Even the newest Yankee appears to have bought into the changeup revolution. Peralta has sparkled since coming over from the Giants in the Mike Tauchman trade, turning in five innings of spotless relief. He has surrendered only two hits and no runs to go along with nine strikeouts in his first four outings in pinstripes.

Since arriving in the Bronx, Peralta has doubled his changeup usage, throwing it more than 60 percent of the time. He owns a 40 percent whiff rate and a measly .132 xwOBA on the season with the pitch, numbers which have improved drastically since joining the Yankees.

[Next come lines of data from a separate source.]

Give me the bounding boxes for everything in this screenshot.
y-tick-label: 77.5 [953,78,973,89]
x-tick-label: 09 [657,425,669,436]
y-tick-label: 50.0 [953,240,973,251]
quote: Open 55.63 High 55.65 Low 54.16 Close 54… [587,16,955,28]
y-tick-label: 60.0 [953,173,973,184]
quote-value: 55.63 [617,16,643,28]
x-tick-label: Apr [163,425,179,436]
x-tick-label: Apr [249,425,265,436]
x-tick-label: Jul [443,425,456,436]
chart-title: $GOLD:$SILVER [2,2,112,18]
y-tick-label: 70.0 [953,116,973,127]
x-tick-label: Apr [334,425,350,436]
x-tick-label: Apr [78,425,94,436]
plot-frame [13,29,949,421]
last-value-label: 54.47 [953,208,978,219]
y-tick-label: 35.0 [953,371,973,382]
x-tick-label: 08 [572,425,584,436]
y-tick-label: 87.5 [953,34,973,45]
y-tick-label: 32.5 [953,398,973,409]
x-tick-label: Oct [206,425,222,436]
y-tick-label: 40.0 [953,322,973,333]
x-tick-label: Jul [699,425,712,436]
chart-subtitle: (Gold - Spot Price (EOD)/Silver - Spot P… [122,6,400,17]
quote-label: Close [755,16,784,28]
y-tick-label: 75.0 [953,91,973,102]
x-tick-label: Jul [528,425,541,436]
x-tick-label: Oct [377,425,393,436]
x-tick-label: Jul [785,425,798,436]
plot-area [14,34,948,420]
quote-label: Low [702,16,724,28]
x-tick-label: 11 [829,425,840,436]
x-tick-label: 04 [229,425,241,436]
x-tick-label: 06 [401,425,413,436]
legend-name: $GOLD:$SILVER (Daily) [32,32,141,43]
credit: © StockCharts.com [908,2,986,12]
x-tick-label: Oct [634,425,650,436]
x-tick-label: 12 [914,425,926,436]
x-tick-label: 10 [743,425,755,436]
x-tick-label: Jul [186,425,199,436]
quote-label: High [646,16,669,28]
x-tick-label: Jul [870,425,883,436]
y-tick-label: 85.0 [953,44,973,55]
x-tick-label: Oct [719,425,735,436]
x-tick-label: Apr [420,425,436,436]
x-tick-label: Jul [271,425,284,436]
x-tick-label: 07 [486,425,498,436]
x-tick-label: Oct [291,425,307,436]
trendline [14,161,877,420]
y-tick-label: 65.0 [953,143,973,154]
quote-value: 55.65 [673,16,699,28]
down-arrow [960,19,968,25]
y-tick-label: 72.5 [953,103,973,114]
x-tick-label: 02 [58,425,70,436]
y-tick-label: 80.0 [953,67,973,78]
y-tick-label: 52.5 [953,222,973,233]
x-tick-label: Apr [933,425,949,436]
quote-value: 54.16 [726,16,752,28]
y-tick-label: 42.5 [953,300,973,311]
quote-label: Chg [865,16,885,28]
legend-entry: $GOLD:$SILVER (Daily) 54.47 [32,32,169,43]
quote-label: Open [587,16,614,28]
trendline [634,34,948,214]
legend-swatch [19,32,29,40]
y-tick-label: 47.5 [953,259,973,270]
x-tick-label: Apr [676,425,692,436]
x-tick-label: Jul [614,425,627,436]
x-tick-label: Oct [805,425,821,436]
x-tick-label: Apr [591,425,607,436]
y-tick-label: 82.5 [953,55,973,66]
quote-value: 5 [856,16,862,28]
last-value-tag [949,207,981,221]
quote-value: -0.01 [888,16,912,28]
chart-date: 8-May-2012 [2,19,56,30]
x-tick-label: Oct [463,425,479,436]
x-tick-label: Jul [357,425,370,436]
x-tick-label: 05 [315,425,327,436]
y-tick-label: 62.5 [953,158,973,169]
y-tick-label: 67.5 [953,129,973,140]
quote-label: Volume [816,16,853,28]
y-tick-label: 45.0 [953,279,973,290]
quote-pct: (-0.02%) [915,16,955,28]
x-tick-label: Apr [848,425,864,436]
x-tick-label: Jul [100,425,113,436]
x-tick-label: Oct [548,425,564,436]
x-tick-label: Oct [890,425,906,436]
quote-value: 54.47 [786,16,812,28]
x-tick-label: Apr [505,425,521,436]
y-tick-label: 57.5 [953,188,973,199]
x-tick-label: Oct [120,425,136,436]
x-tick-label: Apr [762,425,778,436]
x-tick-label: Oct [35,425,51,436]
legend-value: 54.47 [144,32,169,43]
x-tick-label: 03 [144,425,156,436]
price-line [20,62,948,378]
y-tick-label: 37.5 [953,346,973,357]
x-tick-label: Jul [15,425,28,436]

It is possible that the change was part of what enticed the Yankees to acquire him, as he is getting more horizontal movement on the pitch than at any other point in his career.

It’s quite remarkable that Matt Blake and the rest of the Yankees pitching department have managed to take their starters’ fourth pitch and turn it into a legitimate swing-and-miss offering. There were sky-high expectations when the Yankees poached Blake from the Cleveland pitching factory that produced the likes of Trevor Bauer, Mike Clevinger, Shane Bieber, Zach Plesac, and Aaron Civale. The pandemic likely delayed his ability to get his hands on the staff and exert his influence. Now that he has a year-plus under his belt with the organization, perhaps we are starting to see the effects of his instruction, the first sign being the weaponization of the changeup.